Madame [F] [B] est propriétaire d’un bien à [Localité 2], tandis que Monsieur [O] [W] est propriétaire d’un bien à [Localité 3].
Au cours de l’année 2023, la relation sentimentale entre Monsieur [O] [W] et Madame [F] [B] a pris fin.
Par acte du 11 décembre 2023, Monsieur [O] [W] a assigné Madame [F] [B] devant le tribunal judiciaire de Grenoble afin d’obtenir la réparation des préjudices subis du fait d’une rupture de concubinage fautive.
La clôture de la procédure a été ordonnée le 20 janvier 2026.
PRÉTENTIONS ET MOYENS DES PARTIES
Dans ses dernières conclusions notifiées par voie électronique le 9 juillet 2025, Monsieur [O] [W] demande au tribunal de :
— DÉCLARER Monsieur [O] [W] bien-fondé dans ses demandes au sujet de la recherche de la responsabilité délictuelle de Madame [F] [B] au titre des circonstances ayant entouré la rupture de leur concubinage d’une durée de 9 années par cette dernière ;
— RETENIR que les circonstances entourant la rupture sont fautives, et DÉCLARER Madame [F] [B] en être intégralement responsable ;
— CONDAMNER Madame [F] [B] à indemniser Monsieur [O] [W] de ses entiers préjudices ;
— FIXER l’indemnisation des préjudices subis par Monsieur [O] [W] à la somme de 15.000 € de dommages-intérêts, et ce sous réserve de nouvelles complications ultérieures ;
— CONDAMNER Madame [F] [B] à verser à Monsieur [O] [W] la somme de 15.000 € en principal, outre intérêts au taux légal à compter de l’assignation ;
— DIRE n’y avoir lieu à écarter l’exécution provisoire de la décision à intervenir ;
— DÉBOUTER Madame [F] [B] de toutes ses demandes, fins et conclusions, plus amples ou contraires aux demandes présentées par Monsieur [O] [W] ;
— CONDAMNER Madame [F] [B] à supporter la charge des entiers dépens ;
— CONDAMNER Madame [F] [B] à verser à Monsieur [O] [W] la somme de 3.000 € en application de l’article 700 du Code de procédure civile ;
Monsieur [O] [W] rappelle qu’il a été en concubinage avec Madame [F] [B] pendant 9 ans.
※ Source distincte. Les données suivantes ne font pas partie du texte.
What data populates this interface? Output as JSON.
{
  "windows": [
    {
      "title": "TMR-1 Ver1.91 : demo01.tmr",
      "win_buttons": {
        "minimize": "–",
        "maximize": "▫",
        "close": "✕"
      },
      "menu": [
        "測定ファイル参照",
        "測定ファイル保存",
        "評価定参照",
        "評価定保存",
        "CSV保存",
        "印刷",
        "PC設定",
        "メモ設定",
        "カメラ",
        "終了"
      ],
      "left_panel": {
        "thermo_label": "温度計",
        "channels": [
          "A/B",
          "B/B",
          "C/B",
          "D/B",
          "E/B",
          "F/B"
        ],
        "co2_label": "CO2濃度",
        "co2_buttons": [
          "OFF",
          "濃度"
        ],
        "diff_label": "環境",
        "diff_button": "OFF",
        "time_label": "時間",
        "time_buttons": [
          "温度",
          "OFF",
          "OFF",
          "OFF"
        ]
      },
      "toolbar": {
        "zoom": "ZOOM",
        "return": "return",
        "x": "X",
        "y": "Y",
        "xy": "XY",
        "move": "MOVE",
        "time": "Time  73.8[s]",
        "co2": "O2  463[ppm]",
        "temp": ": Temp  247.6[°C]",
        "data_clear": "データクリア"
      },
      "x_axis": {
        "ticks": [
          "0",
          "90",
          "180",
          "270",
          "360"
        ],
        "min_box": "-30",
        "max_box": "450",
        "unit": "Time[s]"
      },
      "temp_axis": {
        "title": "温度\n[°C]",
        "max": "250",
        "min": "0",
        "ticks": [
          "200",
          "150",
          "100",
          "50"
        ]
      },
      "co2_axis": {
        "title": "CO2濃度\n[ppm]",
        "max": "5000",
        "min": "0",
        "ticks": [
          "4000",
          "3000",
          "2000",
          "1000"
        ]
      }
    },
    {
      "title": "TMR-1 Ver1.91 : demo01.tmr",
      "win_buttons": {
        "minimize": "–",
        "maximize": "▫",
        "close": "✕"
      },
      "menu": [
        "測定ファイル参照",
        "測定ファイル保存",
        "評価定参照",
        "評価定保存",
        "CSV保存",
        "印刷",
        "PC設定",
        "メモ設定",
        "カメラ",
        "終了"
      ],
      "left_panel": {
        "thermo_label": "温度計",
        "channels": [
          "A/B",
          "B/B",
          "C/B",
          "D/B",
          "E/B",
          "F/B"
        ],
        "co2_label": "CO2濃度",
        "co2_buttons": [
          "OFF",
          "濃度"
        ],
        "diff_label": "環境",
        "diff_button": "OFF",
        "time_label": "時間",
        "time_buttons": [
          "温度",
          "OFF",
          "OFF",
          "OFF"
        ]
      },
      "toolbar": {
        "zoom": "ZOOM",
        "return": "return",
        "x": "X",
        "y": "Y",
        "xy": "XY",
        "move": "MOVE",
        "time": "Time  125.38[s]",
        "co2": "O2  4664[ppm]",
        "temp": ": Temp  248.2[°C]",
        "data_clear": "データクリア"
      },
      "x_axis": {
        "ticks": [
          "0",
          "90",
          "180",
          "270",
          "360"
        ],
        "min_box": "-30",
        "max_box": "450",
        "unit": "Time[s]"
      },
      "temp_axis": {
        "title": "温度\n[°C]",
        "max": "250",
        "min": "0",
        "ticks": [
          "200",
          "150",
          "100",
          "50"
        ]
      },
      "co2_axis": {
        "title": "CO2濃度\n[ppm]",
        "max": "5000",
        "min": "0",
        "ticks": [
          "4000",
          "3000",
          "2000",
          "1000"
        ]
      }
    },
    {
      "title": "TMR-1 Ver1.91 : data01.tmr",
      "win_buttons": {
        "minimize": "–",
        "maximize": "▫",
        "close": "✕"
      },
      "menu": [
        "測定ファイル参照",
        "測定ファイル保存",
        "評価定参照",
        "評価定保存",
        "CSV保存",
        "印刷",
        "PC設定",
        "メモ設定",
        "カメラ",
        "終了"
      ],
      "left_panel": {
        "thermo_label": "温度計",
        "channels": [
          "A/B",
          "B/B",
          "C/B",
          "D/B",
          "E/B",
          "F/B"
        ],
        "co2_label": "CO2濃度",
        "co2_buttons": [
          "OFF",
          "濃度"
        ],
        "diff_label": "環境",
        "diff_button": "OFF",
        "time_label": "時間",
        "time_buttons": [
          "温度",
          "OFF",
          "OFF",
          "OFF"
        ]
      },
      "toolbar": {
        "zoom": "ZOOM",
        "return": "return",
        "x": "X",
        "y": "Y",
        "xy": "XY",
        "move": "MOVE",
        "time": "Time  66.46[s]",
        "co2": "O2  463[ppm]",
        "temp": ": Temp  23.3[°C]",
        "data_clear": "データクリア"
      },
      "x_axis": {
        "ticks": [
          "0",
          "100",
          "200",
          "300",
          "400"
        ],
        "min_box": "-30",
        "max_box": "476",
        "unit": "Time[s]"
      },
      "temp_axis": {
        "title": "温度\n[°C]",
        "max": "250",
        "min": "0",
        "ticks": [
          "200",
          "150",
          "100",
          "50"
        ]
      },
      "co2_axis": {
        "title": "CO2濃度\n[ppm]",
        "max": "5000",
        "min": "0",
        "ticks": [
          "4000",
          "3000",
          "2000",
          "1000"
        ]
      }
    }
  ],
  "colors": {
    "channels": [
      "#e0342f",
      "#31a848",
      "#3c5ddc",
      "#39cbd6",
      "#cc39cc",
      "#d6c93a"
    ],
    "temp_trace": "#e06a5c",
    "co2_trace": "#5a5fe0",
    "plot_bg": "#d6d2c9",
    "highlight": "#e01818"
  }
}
Au soutien de sa demande de dommages et intérêts, Monsieur [O] [W] fait valoir l’engagement de la responsabilité délictuelle de Madame [F] [B] en raison de la rupture fautive du concubinage par cette dernière. Il rappelle que si la rupture du concubinage est libre et ne constitue pas une faute, les circonstances donnant lieu à la rupture peuvent être qualifiées de fautives.
Monsieur [O] [W] estime que ladite rupture doit être qualifiée de brutale et humiliante. A ce titre, il précise avoir été chassé du domicile dans lequel il résidait avec Madame [F] [B] situé à [Localité 2]. Monsieur [O] [W] affirme que son ex-conjointe, prétextant être malade, a profité de son absence pour déposer dans son logement à [Localité 3] ses affaires personnelles se trouvant dans l’appartement à [Localité 2] qu’ils occupaient tous les deux. Il ajoute que Madame [F] [B] a pris dans le logement de [Localité 3] des biens lui appartenant ainsi que certains meubles ayant été achetés en indivision. Le demandeur précise avoir eu connaissance de ces faits a posteriori puisque Madame [F] [B] ne répondait pas à ses appels et à ses messages.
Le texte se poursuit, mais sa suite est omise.